33.7           Appendix B to the report set out the capital position as at quarter one which was currently showing an underspend of £525,000 against the profiled budget of £1,294,000. The capital programme estimated total expenditure for the year to be approximately £5.17 million with the main elements including the Ashchurch Bridge; vehicle replacement; completion of the solar canopy; and Disabled Facilities Grants. An overspend was being reported for vehicle replacement as the new sweeper, which had been expected in quarter four, had been delayed until the new financial year – no further vehicles were expected to be acquired this year. In addition, Disabled Facilities Grants was showing an overspend as more grants had been paid out – that overspend would be met by the increased grant being released by the County Council so there would be no impact on Tewkesbury Borough Council’s finances. Appendix C to the report provided a summary of the current usage of available reserves and supporting notes were provided for reserves where expenditure was high. As would be expected, at the end of quarter one reserves expenditure was relatively modest but it was anticipated that further significant expenditure would be incurred against the reserves through the remainder of the year.

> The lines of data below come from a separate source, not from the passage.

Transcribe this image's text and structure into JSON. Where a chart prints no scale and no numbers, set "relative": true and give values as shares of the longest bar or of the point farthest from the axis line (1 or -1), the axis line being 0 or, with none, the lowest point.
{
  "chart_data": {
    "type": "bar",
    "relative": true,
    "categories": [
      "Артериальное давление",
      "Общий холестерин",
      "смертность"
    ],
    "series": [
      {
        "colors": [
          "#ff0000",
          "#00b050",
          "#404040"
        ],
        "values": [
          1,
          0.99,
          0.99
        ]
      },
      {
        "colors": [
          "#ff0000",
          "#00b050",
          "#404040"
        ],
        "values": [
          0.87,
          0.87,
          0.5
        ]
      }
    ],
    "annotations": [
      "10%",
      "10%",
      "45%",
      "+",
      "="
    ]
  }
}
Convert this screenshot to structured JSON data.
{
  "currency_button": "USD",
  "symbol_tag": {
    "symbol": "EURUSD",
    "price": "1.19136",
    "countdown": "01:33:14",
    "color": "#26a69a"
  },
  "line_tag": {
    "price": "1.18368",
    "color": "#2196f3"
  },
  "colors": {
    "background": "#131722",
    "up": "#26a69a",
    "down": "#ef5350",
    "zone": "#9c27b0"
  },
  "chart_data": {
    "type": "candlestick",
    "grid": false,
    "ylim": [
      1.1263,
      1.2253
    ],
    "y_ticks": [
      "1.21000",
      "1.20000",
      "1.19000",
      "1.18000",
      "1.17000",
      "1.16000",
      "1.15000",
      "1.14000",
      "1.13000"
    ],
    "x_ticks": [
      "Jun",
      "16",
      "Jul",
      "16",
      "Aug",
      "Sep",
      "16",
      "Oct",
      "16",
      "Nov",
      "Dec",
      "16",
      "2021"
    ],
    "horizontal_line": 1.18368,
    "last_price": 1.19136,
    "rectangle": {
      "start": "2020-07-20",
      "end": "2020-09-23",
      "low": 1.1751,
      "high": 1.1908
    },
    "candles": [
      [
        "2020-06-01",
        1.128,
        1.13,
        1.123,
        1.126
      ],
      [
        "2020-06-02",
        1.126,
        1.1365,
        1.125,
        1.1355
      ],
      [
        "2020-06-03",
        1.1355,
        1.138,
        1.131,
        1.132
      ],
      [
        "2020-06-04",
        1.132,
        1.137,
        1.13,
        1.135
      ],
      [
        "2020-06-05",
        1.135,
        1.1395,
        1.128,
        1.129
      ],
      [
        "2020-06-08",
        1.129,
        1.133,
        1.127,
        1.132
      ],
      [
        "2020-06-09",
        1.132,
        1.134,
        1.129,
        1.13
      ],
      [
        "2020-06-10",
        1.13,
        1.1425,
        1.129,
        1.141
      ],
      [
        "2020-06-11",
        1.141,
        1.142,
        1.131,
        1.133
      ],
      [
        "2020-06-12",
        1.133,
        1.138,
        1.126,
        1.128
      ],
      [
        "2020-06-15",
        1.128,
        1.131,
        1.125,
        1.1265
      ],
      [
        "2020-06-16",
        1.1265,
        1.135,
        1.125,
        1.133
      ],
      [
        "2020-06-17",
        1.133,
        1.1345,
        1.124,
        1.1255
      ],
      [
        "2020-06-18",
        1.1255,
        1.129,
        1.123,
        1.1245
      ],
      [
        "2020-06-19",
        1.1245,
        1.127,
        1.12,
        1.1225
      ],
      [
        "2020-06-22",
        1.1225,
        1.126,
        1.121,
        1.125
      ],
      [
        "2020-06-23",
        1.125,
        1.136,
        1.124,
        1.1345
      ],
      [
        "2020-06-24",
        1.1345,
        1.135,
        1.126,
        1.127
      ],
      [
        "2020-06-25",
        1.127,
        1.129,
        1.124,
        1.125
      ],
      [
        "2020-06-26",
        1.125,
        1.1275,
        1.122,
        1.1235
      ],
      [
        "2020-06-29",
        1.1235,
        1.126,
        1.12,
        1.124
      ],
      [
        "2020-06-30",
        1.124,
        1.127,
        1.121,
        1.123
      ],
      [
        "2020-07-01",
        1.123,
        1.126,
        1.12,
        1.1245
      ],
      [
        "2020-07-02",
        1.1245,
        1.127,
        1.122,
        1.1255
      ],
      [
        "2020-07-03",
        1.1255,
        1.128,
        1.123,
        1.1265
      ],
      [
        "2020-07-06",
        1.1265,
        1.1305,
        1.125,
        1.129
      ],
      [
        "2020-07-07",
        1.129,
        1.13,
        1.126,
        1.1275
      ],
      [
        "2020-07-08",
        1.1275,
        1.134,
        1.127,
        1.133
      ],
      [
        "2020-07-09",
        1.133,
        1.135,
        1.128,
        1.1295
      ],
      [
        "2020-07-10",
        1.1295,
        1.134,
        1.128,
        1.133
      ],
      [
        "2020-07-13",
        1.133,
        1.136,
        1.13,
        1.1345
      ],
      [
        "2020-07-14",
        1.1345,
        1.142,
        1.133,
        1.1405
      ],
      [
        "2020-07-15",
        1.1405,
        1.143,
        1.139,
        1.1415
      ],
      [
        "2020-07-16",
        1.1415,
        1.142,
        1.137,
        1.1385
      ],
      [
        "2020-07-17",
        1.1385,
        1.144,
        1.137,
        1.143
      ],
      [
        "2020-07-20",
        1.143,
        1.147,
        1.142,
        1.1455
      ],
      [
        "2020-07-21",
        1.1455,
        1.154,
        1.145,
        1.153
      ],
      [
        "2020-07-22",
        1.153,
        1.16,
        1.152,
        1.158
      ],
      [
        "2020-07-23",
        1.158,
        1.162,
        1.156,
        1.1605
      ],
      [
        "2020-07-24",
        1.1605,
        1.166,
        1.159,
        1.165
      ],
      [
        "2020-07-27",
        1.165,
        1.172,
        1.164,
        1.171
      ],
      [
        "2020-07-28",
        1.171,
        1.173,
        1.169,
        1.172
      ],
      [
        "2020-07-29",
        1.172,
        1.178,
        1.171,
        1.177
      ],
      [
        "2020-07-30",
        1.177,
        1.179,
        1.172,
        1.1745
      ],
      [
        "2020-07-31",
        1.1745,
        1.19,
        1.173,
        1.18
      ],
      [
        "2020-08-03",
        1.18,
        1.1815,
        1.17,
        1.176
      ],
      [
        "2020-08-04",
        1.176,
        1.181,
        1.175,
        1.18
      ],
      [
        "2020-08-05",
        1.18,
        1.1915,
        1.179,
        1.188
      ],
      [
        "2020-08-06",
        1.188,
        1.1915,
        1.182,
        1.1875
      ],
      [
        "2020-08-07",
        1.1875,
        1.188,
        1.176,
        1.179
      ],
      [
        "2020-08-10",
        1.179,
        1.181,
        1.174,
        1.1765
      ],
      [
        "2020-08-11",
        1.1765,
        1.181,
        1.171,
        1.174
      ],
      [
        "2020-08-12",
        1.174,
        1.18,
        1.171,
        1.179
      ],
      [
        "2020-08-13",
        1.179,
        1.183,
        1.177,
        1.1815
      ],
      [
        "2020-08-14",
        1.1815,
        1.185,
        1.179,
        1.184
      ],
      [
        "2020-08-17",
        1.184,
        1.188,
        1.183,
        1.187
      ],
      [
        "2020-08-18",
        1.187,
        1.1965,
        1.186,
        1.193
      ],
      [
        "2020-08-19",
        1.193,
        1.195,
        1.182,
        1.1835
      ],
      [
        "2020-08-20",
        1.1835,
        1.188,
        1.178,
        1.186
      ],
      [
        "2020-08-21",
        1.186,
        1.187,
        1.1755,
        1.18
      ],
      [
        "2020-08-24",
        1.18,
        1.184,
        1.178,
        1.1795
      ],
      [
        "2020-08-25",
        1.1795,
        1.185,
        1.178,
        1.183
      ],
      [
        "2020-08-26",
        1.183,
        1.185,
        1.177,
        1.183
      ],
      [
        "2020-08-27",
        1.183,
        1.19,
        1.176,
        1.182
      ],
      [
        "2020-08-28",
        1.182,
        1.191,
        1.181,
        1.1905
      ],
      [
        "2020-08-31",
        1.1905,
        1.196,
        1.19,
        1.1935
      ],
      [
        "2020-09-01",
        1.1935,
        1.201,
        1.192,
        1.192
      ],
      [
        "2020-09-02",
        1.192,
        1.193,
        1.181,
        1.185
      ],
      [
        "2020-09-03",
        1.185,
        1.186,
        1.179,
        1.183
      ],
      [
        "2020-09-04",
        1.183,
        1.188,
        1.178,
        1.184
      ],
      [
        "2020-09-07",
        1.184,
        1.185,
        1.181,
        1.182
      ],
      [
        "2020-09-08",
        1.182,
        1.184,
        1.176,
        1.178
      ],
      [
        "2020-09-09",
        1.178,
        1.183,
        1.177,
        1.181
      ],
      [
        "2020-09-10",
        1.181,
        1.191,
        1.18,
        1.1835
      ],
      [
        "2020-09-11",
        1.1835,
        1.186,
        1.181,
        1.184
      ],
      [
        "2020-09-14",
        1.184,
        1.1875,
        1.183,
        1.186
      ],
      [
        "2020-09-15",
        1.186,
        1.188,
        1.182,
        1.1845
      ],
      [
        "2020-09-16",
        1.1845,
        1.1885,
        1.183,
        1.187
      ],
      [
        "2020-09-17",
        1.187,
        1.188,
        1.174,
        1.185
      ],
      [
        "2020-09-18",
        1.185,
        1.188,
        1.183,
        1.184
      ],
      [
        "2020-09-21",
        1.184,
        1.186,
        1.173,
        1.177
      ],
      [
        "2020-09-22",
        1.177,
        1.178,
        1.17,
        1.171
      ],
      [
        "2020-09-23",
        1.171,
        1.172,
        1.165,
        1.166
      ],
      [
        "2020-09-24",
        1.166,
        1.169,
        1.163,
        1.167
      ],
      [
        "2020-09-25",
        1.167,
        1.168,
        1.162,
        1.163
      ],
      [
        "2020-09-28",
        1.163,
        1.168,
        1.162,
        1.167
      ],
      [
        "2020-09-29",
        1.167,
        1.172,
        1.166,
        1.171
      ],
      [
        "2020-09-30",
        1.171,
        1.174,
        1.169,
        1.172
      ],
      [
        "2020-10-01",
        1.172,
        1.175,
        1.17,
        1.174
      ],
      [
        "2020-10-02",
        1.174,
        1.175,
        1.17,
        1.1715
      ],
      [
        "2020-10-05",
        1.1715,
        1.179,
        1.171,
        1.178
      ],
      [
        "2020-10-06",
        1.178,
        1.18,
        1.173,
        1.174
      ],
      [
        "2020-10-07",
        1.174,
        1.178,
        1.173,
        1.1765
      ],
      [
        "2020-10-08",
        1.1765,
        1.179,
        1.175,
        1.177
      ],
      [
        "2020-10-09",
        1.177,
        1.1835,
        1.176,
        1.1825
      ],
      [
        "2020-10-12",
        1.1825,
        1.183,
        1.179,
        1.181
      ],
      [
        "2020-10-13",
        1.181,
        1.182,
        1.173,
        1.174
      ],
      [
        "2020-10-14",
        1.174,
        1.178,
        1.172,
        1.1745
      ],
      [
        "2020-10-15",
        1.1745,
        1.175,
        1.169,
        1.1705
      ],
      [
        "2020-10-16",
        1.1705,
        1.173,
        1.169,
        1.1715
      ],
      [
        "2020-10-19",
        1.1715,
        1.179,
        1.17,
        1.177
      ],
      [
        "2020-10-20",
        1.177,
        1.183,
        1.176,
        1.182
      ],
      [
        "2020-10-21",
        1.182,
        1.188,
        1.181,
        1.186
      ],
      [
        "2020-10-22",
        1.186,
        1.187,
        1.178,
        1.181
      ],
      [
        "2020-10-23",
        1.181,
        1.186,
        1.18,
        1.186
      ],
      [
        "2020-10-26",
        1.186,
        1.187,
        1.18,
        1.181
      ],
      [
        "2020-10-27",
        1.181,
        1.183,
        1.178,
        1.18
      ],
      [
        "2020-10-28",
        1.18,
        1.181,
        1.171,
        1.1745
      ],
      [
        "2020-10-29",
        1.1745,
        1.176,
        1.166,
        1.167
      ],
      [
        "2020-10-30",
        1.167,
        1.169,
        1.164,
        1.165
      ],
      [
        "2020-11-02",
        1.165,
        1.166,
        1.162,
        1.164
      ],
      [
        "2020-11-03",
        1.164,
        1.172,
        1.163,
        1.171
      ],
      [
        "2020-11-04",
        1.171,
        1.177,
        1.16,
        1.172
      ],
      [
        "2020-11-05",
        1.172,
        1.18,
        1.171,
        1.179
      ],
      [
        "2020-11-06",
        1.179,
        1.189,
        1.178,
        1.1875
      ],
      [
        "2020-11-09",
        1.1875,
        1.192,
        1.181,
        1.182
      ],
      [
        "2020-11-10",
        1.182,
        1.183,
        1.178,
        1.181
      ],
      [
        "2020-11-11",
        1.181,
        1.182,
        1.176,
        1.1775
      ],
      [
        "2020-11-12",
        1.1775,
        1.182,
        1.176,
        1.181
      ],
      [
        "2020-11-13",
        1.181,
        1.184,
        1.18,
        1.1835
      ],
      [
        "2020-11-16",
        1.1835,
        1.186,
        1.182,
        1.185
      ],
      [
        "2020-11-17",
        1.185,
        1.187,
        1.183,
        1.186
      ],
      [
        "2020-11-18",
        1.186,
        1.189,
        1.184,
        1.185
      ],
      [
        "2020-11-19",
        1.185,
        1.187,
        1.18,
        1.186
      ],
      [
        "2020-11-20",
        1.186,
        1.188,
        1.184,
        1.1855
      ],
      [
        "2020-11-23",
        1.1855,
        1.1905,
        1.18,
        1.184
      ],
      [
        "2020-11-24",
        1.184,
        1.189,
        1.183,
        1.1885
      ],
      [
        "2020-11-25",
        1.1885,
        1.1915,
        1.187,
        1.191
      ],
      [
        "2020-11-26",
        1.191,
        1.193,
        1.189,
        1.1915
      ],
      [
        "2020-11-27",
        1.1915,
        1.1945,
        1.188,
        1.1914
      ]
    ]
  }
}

33.8           During the discussion which ensued, a Member questioned whether all staff would get any agreed pay rise, or whether it would just be those who belonged to the Union. In response, the Head of Finance and Asset Management confirmed this would apply to all members of staff. The Member also questioned whether the Garden Communities Reserve was all Homes England money and he confirmed that it was all external funding. Another Member questioned what impact the current high energy costs would have on the Council. In response, the Head of Finance and Asset Management confirmed there would be no impact in the current year as the Council had a fixed fee agreement in place with the supplier. This was due for review in November for the following financial year and it was difficult to know what would happen going forward, although it was anticipated the costs would not get as high as those experienced by domestic properties due to the way the supplier purchased its energy. The solar canopy would reduce the Council’s energy needs by 44% which would also be taken into account. Referring to the reducing number of people using the offices, the Member questioned whether the Council would end up heating areas which did not need heating. In response, the Head of Finance and Asset Management indicated that Officers were looking at introducing a system which was capable of zoning so heating could be reduced in different areas. In terms of the pay offer, he explained that there were three Unions involved in the negotiations; one had already said it would not accept the offer and the other two were currently balloting their members – the employer side was due to hear back from the Unions in early to mid October. Referring to a query regarding the open spaces and watercourses budget, the Head of Finance and Asset Management advised that the reserve was made up of monies that had come in from commuted sums for development and would be used for things like collapsed bank repairs - this was drawn down as needed. The list of what the Council was responsible for was quite extensive but he undertook to find a format that would be shareable with Members. The open spaces part of the reserve included the open space within parks but not play areas.